Although many surgeons make a great effort to predict preoperatively what types of defects exist when patients have symptomatic anterior wall descent, the literature indicates that this is very difficult to do, and in our opinion determination of the various defects is best done intraoperatively. Thus it is critically important that the surgeon be able to customize the repair to meet the needs of a particular patient’s anatomy. Although numerous types of repairs are discussed and demonstrated here, the ultimate goal of any anterior vaginal wall support procedure is to re-create a trapezoid of support that runs from below the proximal urethra to the cervix or apex and laterally to the ATFP or fascia of the internal obturator muscle. Finally, the long-term success of the anterior vaginal wall repair is directly correlated with the ability to suspend the apex in a high, durable position without creating any significant distortion of the vaginal axis.
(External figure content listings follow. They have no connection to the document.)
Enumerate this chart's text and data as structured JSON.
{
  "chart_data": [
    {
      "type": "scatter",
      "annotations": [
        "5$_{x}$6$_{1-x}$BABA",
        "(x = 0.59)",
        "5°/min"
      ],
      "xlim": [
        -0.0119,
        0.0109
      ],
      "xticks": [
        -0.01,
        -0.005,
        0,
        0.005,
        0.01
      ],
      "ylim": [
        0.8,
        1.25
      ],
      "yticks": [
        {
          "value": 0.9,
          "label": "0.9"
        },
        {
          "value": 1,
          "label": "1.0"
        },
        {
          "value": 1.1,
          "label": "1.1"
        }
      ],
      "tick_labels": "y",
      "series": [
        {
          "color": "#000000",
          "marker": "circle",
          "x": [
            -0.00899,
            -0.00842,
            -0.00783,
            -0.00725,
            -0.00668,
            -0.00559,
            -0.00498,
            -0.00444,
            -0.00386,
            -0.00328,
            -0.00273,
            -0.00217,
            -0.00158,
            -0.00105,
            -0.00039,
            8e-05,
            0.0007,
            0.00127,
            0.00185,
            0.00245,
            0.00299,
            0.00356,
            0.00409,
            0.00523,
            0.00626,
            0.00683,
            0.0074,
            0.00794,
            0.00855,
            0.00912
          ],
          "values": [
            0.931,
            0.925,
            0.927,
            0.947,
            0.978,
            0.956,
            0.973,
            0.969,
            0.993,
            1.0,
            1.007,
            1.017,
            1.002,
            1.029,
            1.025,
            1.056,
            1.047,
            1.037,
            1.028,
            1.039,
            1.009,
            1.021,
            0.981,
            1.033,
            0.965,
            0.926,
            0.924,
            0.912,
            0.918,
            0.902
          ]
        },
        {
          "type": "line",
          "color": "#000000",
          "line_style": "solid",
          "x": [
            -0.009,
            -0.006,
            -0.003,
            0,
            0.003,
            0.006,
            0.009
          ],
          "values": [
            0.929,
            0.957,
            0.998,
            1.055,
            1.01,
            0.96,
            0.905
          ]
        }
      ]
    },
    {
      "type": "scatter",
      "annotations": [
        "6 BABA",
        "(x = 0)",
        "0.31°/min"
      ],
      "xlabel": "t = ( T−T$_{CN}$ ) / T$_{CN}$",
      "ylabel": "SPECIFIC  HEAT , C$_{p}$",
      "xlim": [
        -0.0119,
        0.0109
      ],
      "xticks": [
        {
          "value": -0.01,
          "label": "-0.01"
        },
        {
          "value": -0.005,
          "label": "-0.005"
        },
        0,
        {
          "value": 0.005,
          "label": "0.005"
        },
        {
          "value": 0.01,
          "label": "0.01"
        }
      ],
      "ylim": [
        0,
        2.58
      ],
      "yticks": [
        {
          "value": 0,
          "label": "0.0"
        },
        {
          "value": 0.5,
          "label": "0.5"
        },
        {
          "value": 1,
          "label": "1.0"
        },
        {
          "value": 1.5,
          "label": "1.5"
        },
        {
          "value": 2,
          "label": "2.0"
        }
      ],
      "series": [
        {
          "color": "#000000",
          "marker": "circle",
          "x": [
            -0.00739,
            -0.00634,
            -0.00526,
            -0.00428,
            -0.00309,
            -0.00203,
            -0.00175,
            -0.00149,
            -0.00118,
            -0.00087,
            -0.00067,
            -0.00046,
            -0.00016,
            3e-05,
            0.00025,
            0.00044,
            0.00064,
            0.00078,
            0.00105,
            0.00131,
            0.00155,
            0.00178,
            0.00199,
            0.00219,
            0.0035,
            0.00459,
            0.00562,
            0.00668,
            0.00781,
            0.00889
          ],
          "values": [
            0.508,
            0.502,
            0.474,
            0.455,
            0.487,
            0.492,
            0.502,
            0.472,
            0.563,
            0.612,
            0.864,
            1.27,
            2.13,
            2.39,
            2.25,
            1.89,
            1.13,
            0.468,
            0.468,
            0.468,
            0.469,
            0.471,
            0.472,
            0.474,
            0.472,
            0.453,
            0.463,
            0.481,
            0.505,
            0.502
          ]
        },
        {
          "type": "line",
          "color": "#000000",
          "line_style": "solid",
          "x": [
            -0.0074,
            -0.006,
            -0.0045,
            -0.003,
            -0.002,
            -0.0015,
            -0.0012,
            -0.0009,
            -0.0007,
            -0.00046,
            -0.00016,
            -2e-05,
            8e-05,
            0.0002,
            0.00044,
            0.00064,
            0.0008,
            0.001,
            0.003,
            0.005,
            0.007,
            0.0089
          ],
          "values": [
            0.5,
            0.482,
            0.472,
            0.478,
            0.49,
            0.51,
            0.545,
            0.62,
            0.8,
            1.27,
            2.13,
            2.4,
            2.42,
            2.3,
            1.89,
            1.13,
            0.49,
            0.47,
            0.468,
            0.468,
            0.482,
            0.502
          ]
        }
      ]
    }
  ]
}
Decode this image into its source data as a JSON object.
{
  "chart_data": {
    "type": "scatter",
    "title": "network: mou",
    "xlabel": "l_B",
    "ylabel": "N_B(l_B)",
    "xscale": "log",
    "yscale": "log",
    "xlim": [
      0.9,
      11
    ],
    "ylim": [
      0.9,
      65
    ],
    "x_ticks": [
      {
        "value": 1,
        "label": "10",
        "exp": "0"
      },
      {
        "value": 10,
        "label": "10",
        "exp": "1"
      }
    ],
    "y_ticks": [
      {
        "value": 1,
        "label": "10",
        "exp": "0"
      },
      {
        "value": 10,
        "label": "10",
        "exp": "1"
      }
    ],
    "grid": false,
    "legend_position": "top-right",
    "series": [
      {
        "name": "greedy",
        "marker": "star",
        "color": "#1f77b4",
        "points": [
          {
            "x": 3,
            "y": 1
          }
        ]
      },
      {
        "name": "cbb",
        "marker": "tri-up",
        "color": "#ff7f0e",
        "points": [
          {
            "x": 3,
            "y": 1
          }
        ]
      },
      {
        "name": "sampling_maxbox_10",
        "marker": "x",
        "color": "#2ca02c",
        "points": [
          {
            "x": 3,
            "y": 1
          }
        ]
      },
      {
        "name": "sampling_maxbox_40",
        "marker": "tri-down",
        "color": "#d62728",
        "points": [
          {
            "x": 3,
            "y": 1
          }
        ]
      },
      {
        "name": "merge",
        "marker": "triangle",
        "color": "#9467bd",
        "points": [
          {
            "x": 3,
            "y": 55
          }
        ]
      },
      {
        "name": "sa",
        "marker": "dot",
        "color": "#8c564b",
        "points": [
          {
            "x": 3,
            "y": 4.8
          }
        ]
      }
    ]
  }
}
• Surgeons should undergo rigorous training covering the principles of pelvic anatomy and pelvic surgery as well as proper patient selection for POP reconstructive procedures. Such training must be completed before implantation of surgical mesh is attempted for the treatment of prolapse.
• Before using mesh in pelvic floor repair, surgeons should be properly trained in specific mesh implantation techniques.
• Before implantation of mesh, surgeons should be competent in recognizing intraoperative and postoperative complications as well as comfortably and completely managing these adverse events. Such adverse events include those involving the urinary and gastrointestinal tracts.
• Before implantation of surgical mesh for the treatment of POP, the surgeon and patient must have a proper informed consent discussion regarding the risks, benefits, alternatives, and indications for the use of mesh.
This chapter describes techniques that can be performed without implants but can be adapted to tissue augmentation with a material if the surgeon so desires. The use of commercially available prolapse mesh kits is discussed in Chapter 8.
In many cases of anterior prolapse, other compartments, especially the apex, need to be corrected. The techniques described here can be used to correct an isolated anterior defect and can also be combined with procedures to restore apical support (see Chapter 6).
Native Tissue Anterior Colporrhaphy
Case #1
View Video 4-1
A 55-year-old woman complained of pelvic pressure, a vaginal bulge, and SUI. Physical examination showed Pelvic Organ Prolapse Quantification (POP-Q) stage II anterior prolapse with the leading edge of the prolapse about 0.5 cm beyond the hymen with straining (POP-Q point Ba = −0.5). The uterus and cervix were relatively well supported with the leading edge of the cervix 4 cm above the hymen with straining (point C = −4). The patient was sexually active and concerned about the consequences of implantation of permanent mesh. The defect was found to be predominantly a central defect. An anterior colporrhaphy was performed before placement of a synthetic midurethral sling (Video 4-1).